The script keeps the storage-tool migration and any format conversion strictly separate — it never rewrites a Shapefile into another format. If you also want to leave the Shapefile format behind, do that as a distinct follow-up commit using the convert Shapefiles to GeoParquet workflow, so a verification failure is always attributable to one change.

On rewriting history

New commits now use DVC while old commits keep their LFS pointers, and the two coexist without conflict. You only need to rewrite history if you must reclaim the storage the old LFS objects occupy or completely sever the LFS dependency. That is a git filter-repo operation that rewrites every commit hash and forces all collaborators to re-clone — schedule it as a separate, announced step, never as part of this migration branch.
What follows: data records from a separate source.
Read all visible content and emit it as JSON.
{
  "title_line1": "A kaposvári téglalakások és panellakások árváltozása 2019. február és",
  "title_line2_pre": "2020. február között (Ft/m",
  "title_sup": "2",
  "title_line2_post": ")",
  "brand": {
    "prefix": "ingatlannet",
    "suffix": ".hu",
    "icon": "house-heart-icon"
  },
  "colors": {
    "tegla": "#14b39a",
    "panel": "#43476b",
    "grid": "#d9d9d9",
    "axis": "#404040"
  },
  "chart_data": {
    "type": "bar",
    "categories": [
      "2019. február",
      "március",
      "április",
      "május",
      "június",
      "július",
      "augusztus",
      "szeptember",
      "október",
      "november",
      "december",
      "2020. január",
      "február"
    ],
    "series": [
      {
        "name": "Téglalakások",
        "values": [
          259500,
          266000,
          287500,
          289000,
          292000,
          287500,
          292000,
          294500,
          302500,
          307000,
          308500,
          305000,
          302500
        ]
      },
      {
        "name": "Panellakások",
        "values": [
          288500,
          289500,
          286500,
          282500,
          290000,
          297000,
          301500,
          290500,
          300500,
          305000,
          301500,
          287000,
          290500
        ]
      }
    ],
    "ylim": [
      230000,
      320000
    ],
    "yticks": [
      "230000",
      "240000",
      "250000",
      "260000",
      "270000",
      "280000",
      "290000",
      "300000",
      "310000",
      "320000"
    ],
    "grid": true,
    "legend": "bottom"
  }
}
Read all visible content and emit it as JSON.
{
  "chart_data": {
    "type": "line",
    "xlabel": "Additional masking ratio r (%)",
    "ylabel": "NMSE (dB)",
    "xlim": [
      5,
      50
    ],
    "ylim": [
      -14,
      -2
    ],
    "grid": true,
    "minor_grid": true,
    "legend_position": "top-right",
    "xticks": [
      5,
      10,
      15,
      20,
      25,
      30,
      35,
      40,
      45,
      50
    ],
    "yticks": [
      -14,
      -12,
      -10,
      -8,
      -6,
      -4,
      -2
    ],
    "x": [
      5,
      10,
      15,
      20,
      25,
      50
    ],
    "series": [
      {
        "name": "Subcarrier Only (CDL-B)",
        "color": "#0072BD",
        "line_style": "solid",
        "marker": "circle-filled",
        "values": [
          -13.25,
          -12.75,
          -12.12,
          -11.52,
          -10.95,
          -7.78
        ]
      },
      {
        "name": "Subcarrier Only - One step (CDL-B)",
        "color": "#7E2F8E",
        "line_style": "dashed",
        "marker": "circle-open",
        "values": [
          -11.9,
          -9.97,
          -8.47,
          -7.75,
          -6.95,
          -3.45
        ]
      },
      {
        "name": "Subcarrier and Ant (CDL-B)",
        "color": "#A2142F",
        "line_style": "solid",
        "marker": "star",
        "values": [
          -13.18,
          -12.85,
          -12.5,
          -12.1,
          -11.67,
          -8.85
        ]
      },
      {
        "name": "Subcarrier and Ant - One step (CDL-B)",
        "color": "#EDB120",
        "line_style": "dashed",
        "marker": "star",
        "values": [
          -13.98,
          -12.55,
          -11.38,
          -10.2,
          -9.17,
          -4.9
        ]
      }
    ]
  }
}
Validation & Output Verification

Beyond the in-script assertions, run these checks before merging the migration branch and before anyone decommissions the LFS store.

# 1. No file is still LFS-tracked
test -z "$(git lfs ls-files)" && echo "LFS clean" || echo "LFS still tracks files!"

# 2. DVC pointers resolve and the cache matches
dvc status            # expect: "Data and pipelines are up to date."
dvc status --cloud    # expect: nothing to push

# 3. A fresh checkout in a temp dir reproduces the data
git clone . /tmp/migration-check
cd /tmp/migration-check
dvc pull
python -c "import geopandas as gpd; print(len(gpd.read_file('data/parcels/parcels.shp')))"

The clean-clone check is the one that matters most: it proves a new teammate or a CI runner can reconstruct the working tree from the committed .dvc pointers plus the remote alone, with no dependency on your local cache.

Failure Modes

  • Symptom: After untracking, files show up as tiny text stubs. Root cause: git lfs untrack ran before git lfs pull, so the pointers were never materialized. Fix: Restore the branch, run git lfs pull first, then untrack.

  • Symptom: A checkout opens the layer but every attribute column is gone. Root cause: Only the .shp was added to DVC and the .dbf sidecar was left behind. Fix: Track the whole layer directory with dvc add, not the individual .shp, so all sidecars travel together.

  • Symptom: dvc push fails with an access-denied error. Root cause: The runner or your shell lacks credentials for the object store, or the remote region is wrong. Fix: Export storage credentials and set dvc remote modify storage region <region> to match the bucket.

  • Symptom: Repository size on the Git host barely drops after migration. Root cause: Old LFS objects still occupy the LFS store; new commits use DVC but history still references LFS blobs. Fix: This is expected — reclaim space only with a deliberate, coordinated git filter-repo history rewrite.